Она поддержала его в решении уйти из колледжа, несмотря на то что это означало, что ей придется продолжать заниматься социальной работой, хотя ее тошнило каждое утро при мысли о том, как ей нужно будет ехать по текущим делам, видеть жалких матерей и неряшливых отцов. Тогда она поняла, каково ему было заниматься работой, которую он ненавидел. Ей не хватало смелости крикнуть: «А как же я? Куда мне сбежать?» Догадывалась ли она, как близка была к тому, чтобы его потерять? Что еще одна просьба — и он отправится в объятия тощей дизайнерши, работой которой восхищался? Но беременность, по крайней мере, означала, что она сможет уйти в декрет, передохнуть. На время задвинуть панику. Привести жизнь в порядок, купить коляску и разложить ползунки на белом крашеном сундуке. Фрэнк чувствовал себя обязанным ее баловать, привязался, сам того не желая, к малышу, толкавшемуся внутри ее живота.
Когда Конни вернулась на работу, Дженни отнеслась к ней с заботой. Восторгалась фотографиями Элис. «Ты уверена, что хочешь этим заниматься? Для многих молодых мам такая работа оказывается слишком напряженной, принимают ее слишком близко к сердцу. В нашей профессии есть и другие направления. Они приносят столько же удовлетворения, но при этом не такие сложные». Старушки с недержанием. Уход.
Конни отказалась от предложенных вариантов побега. Почему? Из гордости, а также потому, что альтернатива была бы еще хуже. Потому что считала, что материнство чему-то ее научило, подарило ей эмпатию, которой раньше не хватало. Она объяснила все это Дженни, сбивчиво и запинаясь, и была вознаграждена широкой улыбкой. «Ну хорошо. Тогда за работу». И на следующей неделе Конни познакомилась с мамой Элиаса.
Мэтти была хрупкой и поломанной. Большую часть жизни она провела под опекой, после того как ее мать-одиночка, студентка, от нее отказалась. Она переходила от одних опекунов к другим, почему-то никто так и не удочерил ее. Казалось, все неудачи с поиском приемной семьи не на ее совести — она во всем была податливой, стремилась угодить.

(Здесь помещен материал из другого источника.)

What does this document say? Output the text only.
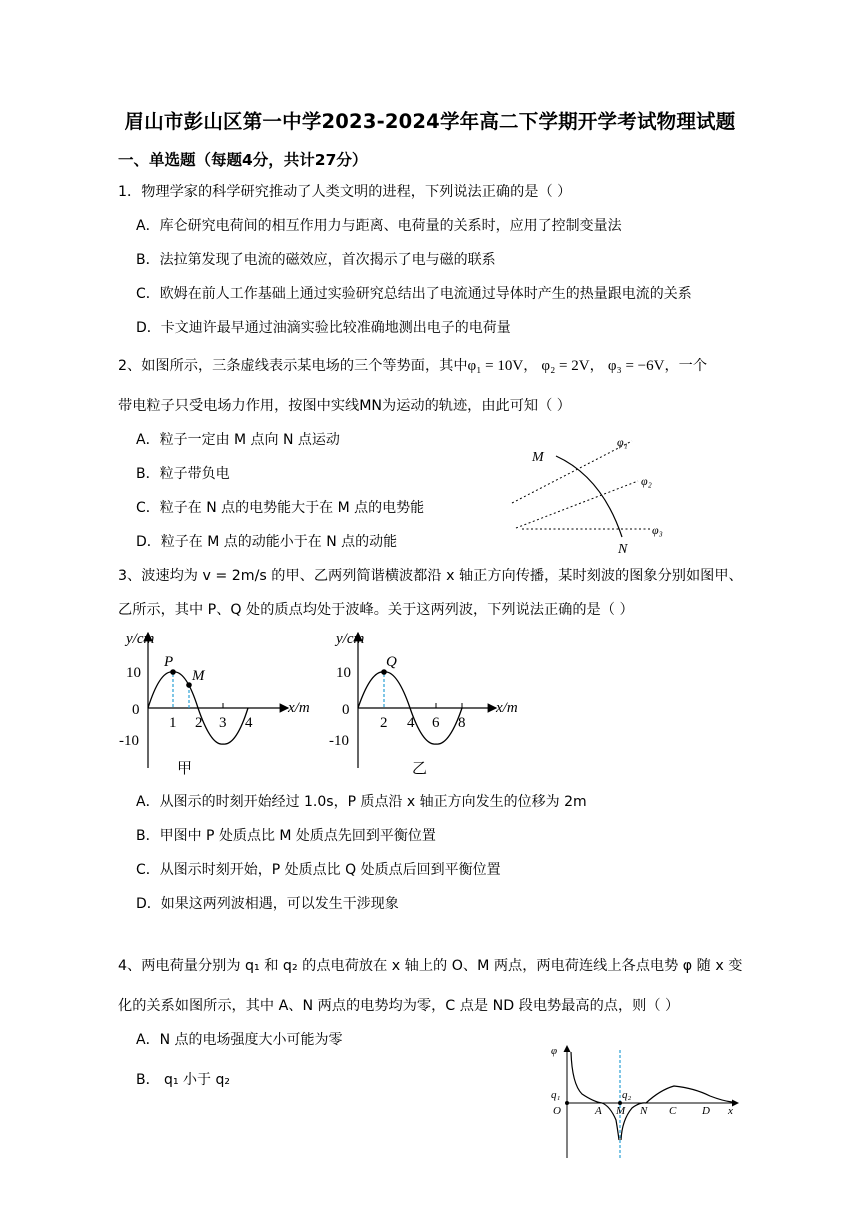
眉山市彭山区第一中学2023-2024学年高二下学期开学考试物理试题
一、单选题（每题4分，共计27分）
1．物理学家的科学研究推动了人类文明的进程，下列说法正确的是（ ）
A．库仑研究电荷间的相互作用力与距离、电荷量的关系时，应用了控制变量法
B．法拉第发现了电流的磁效应，首次揭示了电与磁的联系
C．欧姆在前人工作基础上通过实验研究总结出了电流通过导体时产生的热量跟电流的关系
D．卡文迪许最早通过油滴实验比较准确地测出电子的电荷量
2、如图所示，三条虚线表示某电场的三个等势面，其中φ₁ = 10V， φ₂ = 2V， φ₃ = −6V，一个
带电粒子只受电场力作用，按图中实线MN为运动的轨迹，由此可知（ ）
A．粒子一定由 M 点向 N 点运动
B．粒子带负电
C．粒子在 N 点的电势能大于在 M 点的电势能
D．粒子在 M 点的动能小于在 N 点的动能
M
N
φ₁
φ₂
φ₃
3、波速均为 v = 2m/s 的甲、乙两列简谐横波都沿 x 轴正方向传播，某时刻波的图象分别如图甲、
乙所示，其中 P、Q 处的质点均处于波峰。关于这两列波，下列说法正确的是（ ）
y/cm
x/m
10
0
-10
1 2 3 4
P
M
甲
y/cm
x/m
10
0
-10
2 4 6 8
Q
乙
A．从图示的时刻开始经过 1.0s，P 质点沿 x 轴正方向发生的位移为 2m
B．甲图中 P 处质点比 M 处质点先回到平衡位置
C．从图示时刻开始，P 处质点比 Q 处质点后回到平衡位置
D．如果这两列波相遇，可以发生干涉现象
4、两电荷量分别为 q₁ 和 q₂ 的点电荷放在 x 轴上的 O、M 两点，两电荷连线上各点电势 φ 随 x 变
化的关系如图所示，其中 A、N 两点的电势均为零，C 点是 ND 段电势最高的点，则（ ）
A．N 点的电场强度大小可能为零
B． q₁ 小于 q₂
φ
q₁	q₂
O	A M N C D x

В шестнадцать ей нашли квартиру. Не в каком-нибудь жутком муниципальном районе, а в небольшом новом жилищном кооперативе. Все благодаря святой Дженни, которая с самого начала боролась за Мэтти. В семнадцать лет девушка обнаружила, что беременна. Когда Конни впервые с ней встретилась, Элиасу было шесть. Обворожительный ребенок. Явно смешанных кровей. Кофейного цвета кожа, черные волосы. Не растрепанные, но очень кудрявые. Это был ребенок из студенческих фантазий Конни, ребенок, которого она спасет, чьей спасительницей она станет. Отец мальчика в истории не фигурировал.

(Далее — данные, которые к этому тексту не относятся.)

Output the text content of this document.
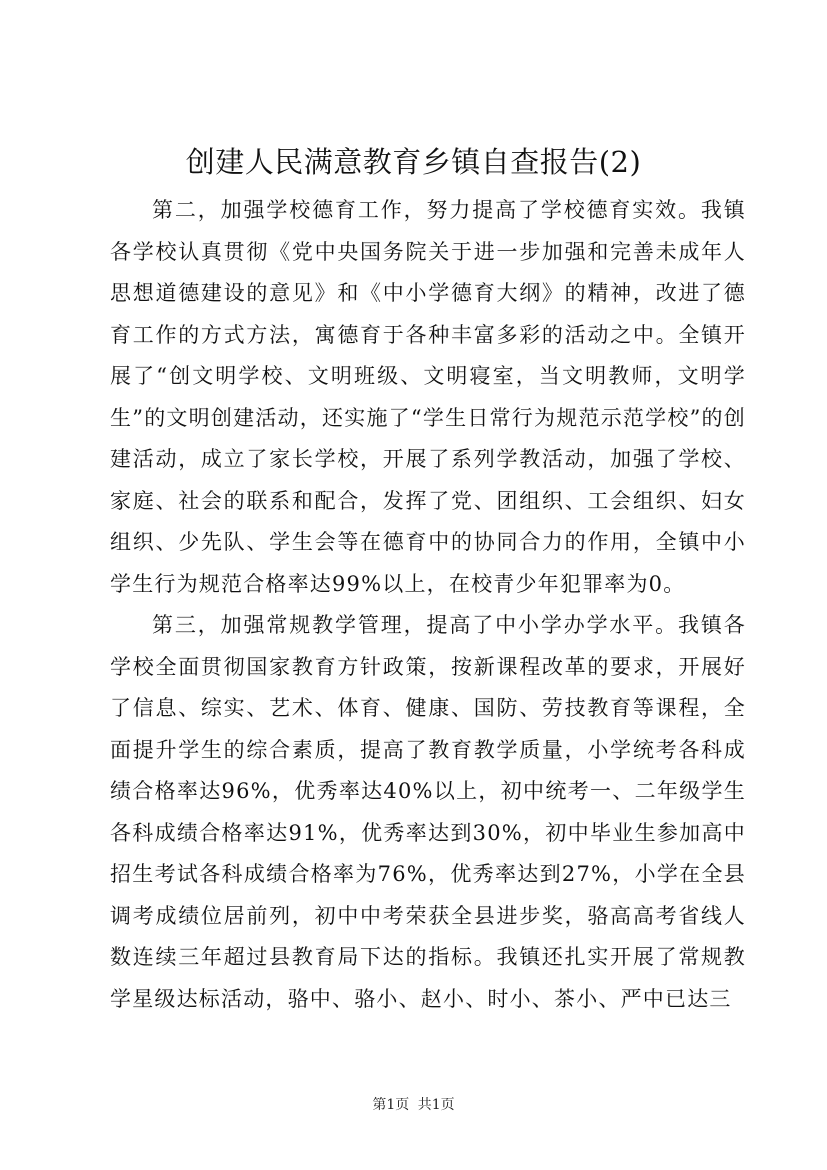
创建人民满意教育乡镇自查报告(2)

第二，加强学校德育工作，努力提高了学校德育实效。我镇各学校认真贯彻《党中央国务院关于进一步加强和完善未成年人思想道德建设的意见》和《中小学德育大纲》的精神，改进了德育工作的方式方法，寓德育于各种丰富多彩的活动之中。全镇开展了“创文明学校、文明班级、文明寝室，当文明教师，文明学生”的文明创建活动，还实施了“学生日常行为规范示范学校”的创建活动，成立了家长学校，开展了系列学教活动，加强了学校、家庭、社会的联系和配合，发挥了党、团组织、工会组织、妇女组织、少先队、学生会等在德育中的协同合力的作用，全镇中小学生行为规范合格率达99%以上，在校青少年犯罪率为0。

第三，加强常规教学管理，提高了中小学办学水平。我镇各学校全面贯彻国家教育方针政策，按新课程改革的要求，开展好了信息、综实、艺术、体育、健康、国防、劳技教育等课程，全面提升学生的综合素质，提高了教育教学质量，小学统考各科成绩合格率达96%，优秀率达40%以上，初中统考一、二年级学生各科成绩合格率达91%，优秀率达到30%，初中毕业生参加高中招生考试各科成绩合格率为76%，优秀率达到27%，小学在全县调考成绩位居前列，初中中考荣获全县进步奖，骆高高考省线人数连续三年超过县教育局下达的指标。我镇还扎实开展了常规教学星级达标活动，骆中、骆小、赵小、时小、茶小、严中已达三

第1页 共1页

Пока ребенок был маленьким, Мэтти справлялась без поддержки соцработников. Она отводила малыша в ясли рядом с домом, регулярно посещала с ним врачей. Судя по всему, она была гиперопекающей матерью, если не невротичной. По сравнению с безответственными несовершеннолетними матерями-наркоманками, с которыми часто приходилось работать медикам, с ней иметь дело было легко и даже приятно. Не великого ума девушка, говорили они, но заботливая мать.